Here is an extreme example in JAVA where I create a hash function that puts all the data in the same bucket then I add 2 million elements.
public class Test {
public static void main(String[] args) {
class MyKey {
Integer i;
public MyKey(Integer i){
this.i =i;
}
@Override
public int hashCode() {
return 1;
}
@Override
public boolean equals(Object obj) {
…
}
}
Date begin = new Date();
Map <MyKey,String> myMap= new HashMap<>(2_500_000,1);
for (int i=0;i<2_000_000;i++){
myMap.put( new MyKey(i), "test "+i);
}
Date end = new Date();
System.out.println("Duration (ms) "+ (end.getTime()-begin.getTime()));
}
}
On my core i5-2500k @ 3.6Ghz it takes more than 45 minutes with java 8u40 (I stopped the process after 45 minutes).
Now, If I run the same code but this time I use the following hash function
@Override
public int hashCode() {
int key = 2097152-1;
return key+2097152*i;
}
it takes 46 seconds, which is way better! This hash function has a better repartition than the previous one so the put() calls are faster.
And If I run the same code with the following hash function that provides an even better hash repartition
@Override
public int hashCode() {
return i;
}
it now takes 2 seconds.
I hope you realize how important the hash function is. If a ran the same test on JAVA 7, the results would have been worse for the first and second cases (since the time complexity of put is O(n) in JAVA 7 vs O(log(n)) in JAVA 8)
When using a HashMap, you need to find a hash function for your keys that spreads the keys into the most possible buckets. To do so, you need to avoid hash collisions. The String Object is a good key because of it has good hash function. Integers are also good because their hashcode is their own value.
Resizing overhead
If you need to store a lot of data, you should create your HashMap with an initial capacity close to your expected volume.
If you don’t do that, the Map will take the default size of 16 with a factorLoad of 0.75. The 11 first put() will be very fast but the 12th (16*0.75) will recreate a new inner array (with its associated linked lists/trees) with a new capacity of 32. The 13th to 23th will be fast but the 24th (32*0.75) will recreate (again) a costly new representation that doubles the size of the inner array. The internal resizing operation will appear at the 48th, 96th,192th, … call of put(). At low volume the full recreation of the inner array is fast but at high volume it can takes seconds to minutes. By initially setting your expected size, you can avoid these costly operations.

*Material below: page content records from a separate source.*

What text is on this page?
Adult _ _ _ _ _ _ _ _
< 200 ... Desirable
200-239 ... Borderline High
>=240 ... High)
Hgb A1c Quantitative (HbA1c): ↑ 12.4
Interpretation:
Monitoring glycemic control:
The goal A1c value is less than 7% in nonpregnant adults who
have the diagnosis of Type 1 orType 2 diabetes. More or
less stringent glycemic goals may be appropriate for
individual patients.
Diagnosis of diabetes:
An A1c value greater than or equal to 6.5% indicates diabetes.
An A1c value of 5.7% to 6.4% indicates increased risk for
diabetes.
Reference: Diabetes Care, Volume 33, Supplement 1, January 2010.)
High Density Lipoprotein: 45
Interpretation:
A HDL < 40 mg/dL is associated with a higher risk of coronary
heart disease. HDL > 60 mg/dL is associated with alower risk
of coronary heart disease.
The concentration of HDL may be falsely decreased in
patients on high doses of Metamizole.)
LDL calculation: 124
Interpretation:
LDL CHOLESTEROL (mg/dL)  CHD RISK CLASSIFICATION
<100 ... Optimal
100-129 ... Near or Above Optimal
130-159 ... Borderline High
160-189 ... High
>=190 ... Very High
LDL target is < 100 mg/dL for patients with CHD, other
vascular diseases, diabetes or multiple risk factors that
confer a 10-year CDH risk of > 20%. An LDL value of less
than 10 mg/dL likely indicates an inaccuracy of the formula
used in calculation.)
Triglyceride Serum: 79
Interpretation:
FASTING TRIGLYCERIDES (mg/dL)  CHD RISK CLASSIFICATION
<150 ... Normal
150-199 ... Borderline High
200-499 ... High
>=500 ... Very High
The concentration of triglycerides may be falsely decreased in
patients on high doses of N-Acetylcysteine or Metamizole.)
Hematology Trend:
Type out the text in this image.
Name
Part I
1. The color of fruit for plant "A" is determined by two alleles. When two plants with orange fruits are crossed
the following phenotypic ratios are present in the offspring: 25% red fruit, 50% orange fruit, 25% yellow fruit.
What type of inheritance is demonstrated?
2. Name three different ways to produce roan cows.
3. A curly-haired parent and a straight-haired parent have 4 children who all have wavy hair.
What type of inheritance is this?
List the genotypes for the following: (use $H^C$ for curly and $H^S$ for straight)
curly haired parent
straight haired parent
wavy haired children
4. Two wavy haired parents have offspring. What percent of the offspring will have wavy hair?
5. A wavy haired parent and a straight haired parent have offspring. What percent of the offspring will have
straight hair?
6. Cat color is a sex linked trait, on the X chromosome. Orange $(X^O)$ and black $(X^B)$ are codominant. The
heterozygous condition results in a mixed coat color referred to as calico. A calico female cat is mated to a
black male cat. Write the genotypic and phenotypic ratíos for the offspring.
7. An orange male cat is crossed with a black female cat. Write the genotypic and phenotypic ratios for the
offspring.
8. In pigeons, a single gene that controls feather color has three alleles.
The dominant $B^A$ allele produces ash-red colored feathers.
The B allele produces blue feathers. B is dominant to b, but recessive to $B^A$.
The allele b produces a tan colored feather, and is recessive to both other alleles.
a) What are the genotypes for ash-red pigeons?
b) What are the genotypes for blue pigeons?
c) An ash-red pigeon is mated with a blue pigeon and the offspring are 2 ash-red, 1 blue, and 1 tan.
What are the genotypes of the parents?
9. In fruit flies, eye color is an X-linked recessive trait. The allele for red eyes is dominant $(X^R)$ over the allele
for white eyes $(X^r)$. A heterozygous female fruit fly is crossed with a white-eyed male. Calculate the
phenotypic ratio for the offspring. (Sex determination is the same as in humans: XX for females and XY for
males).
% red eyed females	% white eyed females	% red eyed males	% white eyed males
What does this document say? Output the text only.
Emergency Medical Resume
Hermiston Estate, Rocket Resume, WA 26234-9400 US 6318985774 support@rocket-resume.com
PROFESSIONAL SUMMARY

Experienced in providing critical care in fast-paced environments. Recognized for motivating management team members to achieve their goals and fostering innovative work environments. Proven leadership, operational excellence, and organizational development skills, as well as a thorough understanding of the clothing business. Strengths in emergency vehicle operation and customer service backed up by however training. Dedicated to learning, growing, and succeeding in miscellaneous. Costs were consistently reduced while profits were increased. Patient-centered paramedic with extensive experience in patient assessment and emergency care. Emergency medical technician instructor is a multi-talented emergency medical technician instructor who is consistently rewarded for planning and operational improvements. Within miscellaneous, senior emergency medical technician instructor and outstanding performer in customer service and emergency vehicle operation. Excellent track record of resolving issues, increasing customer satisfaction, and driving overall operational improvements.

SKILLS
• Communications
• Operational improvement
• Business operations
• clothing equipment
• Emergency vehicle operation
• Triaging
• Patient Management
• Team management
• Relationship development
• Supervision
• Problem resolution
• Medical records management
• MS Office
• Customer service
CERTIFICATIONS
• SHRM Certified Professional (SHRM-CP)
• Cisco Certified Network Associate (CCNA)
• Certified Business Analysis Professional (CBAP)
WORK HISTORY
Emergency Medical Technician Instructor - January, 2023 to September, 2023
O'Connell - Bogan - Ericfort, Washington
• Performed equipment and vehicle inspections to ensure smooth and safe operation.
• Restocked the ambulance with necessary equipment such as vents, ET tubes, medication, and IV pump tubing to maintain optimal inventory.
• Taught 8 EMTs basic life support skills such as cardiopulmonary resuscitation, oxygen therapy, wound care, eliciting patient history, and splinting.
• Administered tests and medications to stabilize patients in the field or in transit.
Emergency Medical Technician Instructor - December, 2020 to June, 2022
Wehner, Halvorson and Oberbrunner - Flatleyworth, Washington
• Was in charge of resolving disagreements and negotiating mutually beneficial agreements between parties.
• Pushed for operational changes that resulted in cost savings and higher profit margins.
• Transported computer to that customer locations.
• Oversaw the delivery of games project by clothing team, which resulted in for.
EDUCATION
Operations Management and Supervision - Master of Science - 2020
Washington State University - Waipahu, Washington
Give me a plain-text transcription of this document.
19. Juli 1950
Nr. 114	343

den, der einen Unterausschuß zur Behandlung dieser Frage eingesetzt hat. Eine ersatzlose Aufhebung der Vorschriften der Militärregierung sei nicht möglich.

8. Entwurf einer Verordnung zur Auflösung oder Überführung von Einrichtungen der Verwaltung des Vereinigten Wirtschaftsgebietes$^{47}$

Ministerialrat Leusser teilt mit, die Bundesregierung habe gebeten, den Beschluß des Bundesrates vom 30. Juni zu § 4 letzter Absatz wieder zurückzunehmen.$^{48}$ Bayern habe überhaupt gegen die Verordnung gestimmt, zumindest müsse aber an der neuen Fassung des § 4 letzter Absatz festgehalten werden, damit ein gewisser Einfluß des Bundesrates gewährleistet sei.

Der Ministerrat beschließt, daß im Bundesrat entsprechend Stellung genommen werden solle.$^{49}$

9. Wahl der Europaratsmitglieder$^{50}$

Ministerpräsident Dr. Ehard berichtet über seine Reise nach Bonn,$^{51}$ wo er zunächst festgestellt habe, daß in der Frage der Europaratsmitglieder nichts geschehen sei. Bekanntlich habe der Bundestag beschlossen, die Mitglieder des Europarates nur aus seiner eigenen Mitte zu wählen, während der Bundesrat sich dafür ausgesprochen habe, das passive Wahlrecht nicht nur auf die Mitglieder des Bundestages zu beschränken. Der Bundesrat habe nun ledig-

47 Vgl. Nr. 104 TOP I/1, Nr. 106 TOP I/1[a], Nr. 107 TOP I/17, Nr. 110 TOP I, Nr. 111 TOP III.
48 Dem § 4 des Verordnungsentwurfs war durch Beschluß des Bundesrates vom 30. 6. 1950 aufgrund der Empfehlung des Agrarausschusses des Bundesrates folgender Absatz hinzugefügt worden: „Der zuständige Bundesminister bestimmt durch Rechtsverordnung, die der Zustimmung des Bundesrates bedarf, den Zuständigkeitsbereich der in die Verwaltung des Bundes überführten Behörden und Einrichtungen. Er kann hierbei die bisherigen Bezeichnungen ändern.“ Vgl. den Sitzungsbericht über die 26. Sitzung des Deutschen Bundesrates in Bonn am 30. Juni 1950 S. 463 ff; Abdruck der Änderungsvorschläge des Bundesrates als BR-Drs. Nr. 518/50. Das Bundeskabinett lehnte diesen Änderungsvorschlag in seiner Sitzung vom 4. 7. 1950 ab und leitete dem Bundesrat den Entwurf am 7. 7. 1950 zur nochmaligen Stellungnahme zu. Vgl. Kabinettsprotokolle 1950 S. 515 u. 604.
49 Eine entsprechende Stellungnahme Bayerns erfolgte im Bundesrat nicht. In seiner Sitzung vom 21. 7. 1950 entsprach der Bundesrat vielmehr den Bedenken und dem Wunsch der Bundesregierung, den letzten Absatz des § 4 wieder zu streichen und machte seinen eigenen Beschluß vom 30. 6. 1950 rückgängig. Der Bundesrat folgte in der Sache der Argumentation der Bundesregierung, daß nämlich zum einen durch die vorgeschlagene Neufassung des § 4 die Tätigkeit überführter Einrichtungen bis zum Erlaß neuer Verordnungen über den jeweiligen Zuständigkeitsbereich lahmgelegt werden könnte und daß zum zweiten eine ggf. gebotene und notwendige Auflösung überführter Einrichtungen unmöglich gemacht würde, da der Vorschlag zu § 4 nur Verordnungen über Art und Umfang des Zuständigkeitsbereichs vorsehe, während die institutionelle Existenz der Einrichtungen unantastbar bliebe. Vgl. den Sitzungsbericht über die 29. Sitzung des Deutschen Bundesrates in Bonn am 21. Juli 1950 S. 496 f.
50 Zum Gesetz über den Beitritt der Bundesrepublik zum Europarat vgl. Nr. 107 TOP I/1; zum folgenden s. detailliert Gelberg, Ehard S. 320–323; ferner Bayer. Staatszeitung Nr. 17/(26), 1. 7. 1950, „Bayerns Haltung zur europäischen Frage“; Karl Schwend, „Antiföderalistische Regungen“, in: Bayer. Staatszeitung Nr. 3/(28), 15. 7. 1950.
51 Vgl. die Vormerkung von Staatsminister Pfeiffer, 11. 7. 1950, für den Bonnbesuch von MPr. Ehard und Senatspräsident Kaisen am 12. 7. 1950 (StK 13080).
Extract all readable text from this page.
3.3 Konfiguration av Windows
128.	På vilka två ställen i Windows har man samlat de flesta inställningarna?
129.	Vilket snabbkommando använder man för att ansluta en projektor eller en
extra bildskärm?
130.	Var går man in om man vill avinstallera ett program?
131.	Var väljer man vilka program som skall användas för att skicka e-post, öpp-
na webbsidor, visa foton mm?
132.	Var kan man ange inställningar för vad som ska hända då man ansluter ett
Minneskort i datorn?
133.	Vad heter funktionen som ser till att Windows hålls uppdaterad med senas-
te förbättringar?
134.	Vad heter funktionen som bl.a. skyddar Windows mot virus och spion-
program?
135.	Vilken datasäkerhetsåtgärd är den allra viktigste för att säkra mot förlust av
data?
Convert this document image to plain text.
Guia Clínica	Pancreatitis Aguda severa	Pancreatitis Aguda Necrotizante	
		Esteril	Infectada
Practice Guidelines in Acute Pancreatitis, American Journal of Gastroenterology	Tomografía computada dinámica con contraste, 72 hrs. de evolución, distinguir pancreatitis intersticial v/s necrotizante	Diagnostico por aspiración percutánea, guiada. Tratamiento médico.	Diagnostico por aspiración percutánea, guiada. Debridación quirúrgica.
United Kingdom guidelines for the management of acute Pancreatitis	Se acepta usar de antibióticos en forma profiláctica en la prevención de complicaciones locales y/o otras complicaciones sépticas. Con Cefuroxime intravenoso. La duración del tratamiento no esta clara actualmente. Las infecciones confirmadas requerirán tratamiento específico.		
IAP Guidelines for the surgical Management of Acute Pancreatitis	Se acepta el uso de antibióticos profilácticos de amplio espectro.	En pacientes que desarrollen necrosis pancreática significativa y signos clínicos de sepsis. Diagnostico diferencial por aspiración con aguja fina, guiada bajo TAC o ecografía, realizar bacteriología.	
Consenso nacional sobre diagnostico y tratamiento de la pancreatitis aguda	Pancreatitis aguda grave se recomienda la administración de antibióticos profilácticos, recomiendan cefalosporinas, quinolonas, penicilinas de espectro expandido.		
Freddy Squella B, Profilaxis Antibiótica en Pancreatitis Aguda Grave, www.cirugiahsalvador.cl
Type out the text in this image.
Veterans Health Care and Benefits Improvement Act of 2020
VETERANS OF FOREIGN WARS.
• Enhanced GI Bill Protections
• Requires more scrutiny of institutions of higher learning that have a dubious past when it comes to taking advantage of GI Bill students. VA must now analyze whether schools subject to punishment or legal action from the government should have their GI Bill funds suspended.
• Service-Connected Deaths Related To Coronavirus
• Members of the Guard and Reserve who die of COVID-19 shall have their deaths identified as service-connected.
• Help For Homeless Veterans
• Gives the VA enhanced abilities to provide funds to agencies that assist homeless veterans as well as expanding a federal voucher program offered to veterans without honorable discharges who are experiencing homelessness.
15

But there is a drawback: if you set a very high array size like 2^28 whereas you’re only using 2^26 buckets in your array, you will waste a lot of memory (approximately 2^30 bytes in this case).
Conclusion
For simple use cases, you don’t need to know how HashMaps work since you won’t see the difference between a O(1) and a O(n) or O(log(n)) operation. But it’s always better to understand the underlaying mecanism of one of the most used data structures. Moreover, for a java developer position it’s a typical interview question.
At high volume it becomes important to know how it works and to understand the importance of the hash function of the key.
I hope this article helped you to have a deep understanding of the HashMap implementation.